A projectile is projected at 30∘ from horizontal with initial velocity 40 ms−1. The velocity of the projectile at t=2 s from the start will be: (Given g=10 m/s2 )

To solve this problem, we need to find the horizontal and vertical components of the velocity at t=2s.

Step 1: Find the initial horizontal and vertical components of the velocity. The initial velocity (u) is given as 40 m/s and the angle (θ) is 30 degrees. We can use the equations:

u_x = ucos(θ) for the horizontal component and u_y = usin(θ) for the vertical component.

Using these equations, we get:

u_x = 40cos(30) = 34.64 m/s (approx) and u_y = 40sin(30) = 20 m/s.

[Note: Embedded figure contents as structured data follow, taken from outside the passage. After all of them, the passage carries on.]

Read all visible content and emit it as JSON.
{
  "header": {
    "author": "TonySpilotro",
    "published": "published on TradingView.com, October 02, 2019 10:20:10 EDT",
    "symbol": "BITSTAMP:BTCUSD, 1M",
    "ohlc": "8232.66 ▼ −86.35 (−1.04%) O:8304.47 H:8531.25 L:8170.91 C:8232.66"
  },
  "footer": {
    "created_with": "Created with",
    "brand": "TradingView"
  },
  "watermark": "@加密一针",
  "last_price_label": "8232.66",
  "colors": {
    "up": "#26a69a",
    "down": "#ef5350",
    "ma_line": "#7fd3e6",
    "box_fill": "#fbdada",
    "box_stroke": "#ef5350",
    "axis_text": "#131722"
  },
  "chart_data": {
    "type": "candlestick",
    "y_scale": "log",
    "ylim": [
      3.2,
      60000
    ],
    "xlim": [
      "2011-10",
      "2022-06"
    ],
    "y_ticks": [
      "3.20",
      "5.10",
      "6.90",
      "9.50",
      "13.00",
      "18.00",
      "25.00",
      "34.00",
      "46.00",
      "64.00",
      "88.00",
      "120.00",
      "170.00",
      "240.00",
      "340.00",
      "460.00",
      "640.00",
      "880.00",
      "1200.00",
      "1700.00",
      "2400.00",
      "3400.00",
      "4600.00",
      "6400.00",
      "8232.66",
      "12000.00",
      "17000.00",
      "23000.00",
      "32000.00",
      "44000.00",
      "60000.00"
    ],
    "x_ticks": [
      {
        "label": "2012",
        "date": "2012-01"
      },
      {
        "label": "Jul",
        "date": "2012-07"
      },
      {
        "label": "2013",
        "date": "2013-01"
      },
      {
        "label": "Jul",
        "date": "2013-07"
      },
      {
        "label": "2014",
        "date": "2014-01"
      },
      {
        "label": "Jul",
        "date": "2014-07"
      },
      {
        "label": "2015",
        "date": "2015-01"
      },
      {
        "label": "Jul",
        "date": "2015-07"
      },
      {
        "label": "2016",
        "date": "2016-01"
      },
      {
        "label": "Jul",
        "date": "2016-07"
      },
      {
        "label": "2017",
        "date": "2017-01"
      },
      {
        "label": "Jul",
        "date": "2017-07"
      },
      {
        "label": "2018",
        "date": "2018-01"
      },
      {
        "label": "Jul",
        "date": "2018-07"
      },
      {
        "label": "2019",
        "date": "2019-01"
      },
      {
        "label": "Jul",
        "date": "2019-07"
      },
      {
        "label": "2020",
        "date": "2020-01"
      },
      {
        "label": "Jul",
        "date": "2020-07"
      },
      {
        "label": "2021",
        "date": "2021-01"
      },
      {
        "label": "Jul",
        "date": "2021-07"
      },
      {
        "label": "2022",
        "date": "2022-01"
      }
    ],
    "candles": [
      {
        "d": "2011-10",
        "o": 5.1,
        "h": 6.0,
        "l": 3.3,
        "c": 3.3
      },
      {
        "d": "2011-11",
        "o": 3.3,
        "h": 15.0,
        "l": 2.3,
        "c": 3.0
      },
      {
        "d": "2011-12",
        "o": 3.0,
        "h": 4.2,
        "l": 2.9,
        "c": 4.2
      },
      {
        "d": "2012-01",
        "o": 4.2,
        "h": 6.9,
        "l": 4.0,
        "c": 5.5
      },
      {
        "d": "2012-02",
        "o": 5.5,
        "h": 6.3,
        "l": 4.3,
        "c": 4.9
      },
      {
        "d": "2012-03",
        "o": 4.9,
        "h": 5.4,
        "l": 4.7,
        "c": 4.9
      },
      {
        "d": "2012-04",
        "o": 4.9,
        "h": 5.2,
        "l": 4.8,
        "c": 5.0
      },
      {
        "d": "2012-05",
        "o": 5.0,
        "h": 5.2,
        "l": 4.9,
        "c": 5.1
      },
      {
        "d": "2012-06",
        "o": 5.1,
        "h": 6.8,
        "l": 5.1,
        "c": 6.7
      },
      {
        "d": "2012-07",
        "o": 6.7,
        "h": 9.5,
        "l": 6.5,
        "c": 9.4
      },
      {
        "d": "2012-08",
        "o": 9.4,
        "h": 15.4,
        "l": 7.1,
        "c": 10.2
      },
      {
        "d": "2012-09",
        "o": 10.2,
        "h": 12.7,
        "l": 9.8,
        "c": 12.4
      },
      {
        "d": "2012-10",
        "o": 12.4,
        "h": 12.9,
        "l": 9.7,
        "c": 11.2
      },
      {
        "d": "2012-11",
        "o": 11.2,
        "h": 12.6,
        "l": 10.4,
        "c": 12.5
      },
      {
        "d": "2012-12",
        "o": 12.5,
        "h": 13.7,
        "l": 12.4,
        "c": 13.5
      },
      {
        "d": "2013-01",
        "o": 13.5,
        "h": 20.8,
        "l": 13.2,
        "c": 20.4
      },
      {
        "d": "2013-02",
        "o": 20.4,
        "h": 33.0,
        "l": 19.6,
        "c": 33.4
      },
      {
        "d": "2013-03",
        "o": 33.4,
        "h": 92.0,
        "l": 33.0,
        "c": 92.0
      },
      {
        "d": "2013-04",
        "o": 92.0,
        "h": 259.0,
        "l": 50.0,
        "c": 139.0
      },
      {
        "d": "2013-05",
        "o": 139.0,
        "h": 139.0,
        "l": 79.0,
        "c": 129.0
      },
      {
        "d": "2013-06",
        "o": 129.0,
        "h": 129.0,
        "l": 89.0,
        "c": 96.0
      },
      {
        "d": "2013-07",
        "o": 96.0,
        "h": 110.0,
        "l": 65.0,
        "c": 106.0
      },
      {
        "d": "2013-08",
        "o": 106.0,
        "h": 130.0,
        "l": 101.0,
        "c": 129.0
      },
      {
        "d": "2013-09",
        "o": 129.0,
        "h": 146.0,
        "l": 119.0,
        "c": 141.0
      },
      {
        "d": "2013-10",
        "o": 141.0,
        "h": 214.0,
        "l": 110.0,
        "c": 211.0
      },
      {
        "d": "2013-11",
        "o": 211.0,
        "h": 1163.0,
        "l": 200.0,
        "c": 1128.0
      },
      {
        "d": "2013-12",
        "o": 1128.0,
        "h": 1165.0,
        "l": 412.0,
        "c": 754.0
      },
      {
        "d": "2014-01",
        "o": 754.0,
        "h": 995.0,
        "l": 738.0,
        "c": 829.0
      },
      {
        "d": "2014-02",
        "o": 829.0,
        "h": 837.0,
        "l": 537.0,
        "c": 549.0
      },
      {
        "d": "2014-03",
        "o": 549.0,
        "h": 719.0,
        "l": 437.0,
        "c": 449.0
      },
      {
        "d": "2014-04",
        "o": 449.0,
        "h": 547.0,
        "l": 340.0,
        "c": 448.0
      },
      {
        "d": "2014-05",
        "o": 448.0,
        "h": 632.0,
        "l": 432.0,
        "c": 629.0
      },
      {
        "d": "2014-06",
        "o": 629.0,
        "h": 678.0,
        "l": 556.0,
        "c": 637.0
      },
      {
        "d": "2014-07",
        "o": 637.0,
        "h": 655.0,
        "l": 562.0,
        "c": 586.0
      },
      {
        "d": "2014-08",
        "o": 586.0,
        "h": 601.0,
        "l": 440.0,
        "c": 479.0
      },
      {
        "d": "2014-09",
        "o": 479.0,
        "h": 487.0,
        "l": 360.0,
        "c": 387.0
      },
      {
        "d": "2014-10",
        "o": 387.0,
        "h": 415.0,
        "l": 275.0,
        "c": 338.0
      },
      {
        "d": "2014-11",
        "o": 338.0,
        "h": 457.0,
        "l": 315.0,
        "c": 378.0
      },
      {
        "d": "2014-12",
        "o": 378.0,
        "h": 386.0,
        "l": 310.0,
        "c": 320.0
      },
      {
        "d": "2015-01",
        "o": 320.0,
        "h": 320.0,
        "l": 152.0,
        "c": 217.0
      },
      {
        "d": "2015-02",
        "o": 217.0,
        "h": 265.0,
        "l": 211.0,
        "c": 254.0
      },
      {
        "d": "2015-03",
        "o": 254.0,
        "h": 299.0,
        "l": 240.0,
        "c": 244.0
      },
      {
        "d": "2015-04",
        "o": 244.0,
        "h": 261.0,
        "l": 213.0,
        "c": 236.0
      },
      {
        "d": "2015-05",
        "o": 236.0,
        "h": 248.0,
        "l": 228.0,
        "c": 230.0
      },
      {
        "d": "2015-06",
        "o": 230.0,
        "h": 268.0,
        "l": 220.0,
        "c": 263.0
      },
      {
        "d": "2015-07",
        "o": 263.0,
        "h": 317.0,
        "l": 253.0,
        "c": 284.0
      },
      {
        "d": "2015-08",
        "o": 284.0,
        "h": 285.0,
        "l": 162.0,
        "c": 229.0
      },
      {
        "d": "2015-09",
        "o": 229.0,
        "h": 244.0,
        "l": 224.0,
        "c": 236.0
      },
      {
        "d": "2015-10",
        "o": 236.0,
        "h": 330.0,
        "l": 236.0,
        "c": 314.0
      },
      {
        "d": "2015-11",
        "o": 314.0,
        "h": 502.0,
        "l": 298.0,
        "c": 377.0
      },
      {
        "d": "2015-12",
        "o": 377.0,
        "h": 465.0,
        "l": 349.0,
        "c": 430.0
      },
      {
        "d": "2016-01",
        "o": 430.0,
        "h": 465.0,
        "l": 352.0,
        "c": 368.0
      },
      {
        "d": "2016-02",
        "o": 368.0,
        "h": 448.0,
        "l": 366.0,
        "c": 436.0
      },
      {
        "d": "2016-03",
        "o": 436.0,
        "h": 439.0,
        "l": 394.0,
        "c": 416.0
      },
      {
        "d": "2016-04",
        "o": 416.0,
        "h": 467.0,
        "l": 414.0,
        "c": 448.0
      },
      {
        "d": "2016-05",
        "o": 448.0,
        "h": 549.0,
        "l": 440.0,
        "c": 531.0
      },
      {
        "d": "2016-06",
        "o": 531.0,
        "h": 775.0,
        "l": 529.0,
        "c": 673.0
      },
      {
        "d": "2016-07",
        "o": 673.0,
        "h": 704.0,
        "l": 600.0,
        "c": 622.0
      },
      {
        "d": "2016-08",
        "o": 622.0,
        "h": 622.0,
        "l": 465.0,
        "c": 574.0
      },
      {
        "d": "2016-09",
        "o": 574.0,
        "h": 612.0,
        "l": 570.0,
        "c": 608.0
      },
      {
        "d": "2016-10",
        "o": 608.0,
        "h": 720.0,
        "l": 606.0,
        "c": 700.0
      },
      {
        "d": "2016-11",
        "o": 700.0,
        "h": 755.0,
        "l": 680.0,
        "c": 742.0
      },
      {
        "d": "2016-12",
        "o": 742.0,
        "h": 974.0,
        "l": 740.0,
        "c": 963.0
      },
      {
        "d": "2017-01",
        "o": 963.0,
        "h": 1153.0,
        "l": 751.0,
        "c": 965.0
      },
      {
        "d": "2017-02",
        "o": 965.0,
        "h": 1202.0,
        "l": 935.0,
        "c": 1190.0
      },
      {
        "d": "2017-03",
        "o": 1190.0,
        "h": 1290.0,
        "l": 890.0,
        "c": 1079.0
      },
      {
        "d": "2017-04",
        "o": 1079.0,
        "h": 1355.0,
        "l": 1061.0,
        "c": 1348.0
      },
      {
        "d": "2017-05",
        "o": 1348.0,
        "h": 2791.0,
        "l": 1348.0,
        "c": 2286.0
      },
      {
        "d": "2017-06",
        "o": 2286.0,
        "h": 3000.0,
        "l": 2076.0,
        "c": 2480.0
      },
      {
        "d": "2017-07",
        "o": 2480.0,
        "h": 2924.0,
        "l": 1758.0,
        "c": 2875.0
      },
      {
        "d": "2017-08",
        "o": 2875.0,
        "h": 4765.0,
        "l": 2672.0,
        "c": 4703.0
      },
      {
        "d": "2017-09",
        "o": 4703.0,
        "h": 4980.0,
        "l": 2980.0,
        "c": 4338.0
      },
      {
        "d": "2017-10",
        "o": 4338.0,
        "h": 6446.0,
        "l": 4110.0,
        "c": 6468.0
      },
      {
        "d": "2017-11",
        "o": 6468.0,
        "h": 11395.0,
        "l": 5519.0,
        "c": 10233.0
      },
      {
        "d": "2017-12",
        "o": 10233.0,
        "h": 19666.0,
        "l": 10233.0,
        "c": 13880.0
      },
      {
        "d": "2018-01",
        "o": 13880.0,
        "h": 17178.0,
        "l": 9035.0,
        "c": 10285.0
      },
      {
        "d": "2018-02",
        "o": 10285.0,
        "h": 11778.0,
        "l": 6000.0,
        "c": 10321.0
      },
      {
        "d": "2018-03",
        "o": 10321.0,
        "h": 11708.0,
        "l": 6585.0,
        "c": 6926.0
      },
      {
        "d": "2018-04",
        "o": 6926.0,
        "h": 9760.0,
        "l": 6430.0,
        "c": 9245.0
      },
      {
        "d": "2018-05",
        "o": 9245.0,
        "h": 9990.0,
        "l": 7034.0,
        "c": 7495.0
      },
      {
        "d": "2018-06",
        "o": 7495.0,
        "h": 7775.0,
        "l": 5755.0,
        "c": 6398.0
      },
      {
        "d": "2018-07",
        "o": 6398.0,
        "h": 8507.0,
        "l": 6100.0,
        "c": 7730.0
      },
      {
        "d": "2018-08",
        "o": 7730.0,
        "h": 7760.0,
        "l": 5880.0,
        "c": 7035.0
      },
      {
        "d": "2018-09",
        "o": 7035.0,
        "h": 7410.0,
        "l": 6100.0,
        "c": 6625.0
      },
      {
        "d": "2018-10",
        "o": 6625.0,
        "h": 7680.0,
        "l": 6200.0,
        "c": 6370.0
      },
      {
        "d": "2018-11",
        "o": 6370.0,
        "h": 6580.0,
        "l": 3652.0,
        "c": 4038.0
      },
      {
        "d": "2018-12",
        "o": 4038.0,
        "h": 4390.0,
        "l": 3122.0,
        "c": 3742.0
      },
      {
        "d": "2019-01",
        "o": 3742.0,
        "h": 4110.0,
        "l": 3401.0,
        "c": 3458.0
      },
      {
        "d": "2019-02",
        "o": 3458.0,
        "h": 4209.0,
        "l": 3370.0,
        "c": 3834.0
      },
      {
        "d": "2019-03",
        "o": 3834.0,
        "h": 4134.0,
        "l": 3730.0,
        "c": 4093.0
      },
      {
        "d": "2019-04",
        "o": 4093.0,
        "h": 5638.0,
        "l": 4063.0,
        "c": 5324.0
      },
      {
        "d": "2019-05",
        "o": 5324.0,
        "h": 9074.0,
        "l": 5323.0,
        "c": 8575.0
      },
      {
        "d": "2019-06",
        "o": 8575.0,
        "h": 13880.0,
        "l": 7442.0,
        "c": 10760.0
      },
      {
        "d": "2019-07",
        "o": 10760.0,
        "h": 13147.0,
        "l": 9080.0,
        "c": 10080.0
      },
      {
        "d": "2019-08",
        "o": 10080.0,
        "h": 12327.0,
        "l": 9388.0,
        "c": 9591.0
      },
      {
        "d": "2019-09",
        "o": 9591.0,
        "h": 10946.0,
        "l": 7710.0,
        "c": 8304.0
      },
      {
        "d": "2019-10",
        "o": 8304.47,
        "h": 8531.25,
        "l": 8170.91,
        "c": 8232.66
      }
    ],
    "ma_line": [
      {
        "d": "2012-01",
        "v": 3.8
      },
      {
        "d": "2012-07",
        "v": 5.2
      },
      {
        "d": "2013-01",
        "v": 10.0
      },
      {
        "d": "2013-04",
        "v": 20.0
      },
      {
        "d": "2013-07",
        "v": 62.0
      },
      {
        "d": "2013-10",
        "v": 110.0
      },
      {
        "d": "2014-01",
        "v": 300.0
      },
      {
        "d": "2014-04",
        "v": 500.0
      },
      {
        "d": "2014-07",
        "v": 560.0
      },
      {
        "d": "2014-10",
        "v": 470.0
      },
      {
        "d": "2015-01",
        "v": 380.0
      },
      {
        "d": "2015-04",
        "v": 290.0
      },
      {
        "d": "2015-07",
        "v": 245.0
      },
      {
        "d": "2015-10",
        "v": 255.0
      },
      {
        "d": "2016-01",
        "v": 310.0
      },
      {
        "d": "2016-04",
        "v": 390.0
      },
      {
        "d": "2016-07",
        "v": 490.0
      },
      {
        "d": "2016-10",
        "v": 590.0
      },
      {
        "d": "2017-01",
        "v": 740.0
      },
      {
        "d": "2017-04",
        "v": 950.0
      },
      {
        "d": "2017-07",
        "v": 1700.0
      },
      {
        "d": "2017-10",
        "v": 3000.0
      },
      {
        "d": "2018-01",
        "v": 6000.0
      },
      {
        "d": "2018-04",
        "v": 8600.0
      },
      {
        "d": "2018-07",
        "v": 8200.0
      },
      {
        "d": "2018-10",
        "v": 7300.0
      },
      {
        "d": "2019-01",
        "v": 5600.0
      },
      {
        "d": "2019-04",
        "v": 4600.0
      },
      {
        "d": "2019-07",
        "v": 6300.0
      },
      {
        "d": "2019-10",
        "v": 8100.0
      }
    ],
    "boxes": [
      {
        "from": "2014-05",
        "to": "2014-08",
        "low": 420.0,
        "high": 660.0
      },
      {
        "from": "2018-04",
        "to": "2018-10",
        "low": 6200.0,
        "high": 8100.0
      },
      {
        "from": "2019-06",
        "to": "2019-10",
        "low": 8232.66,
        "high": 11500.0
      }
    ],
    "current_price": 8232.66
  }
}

Step 2: Find the vertical velocity at t=2s. The vertical velocity (v_y) at any time t can be found using the equation:

v_y = u_y - g*t

where g is the acceleration due to gravity. Substituting the given values, we get:

v_y = 20 - 10*2 = 0 m/s.

Step 3: Find the resultant velocity at t=2s. The horizontal component of the velocity (u_x) remains constant throughout the motion. So, at t=2s, the horizontal velocity is still 34.64 m/s.

The resultant velocity (v) can be found using the equation:

v = sqrt((u_x)^2 + (v_y)^2)

Substituting the values, we get:

v = sqrt((34.64)^2 + 0) = 34.64 m/s.

So, the velocity of the projectile at t=2s from the start is approximately 34.64 m/s.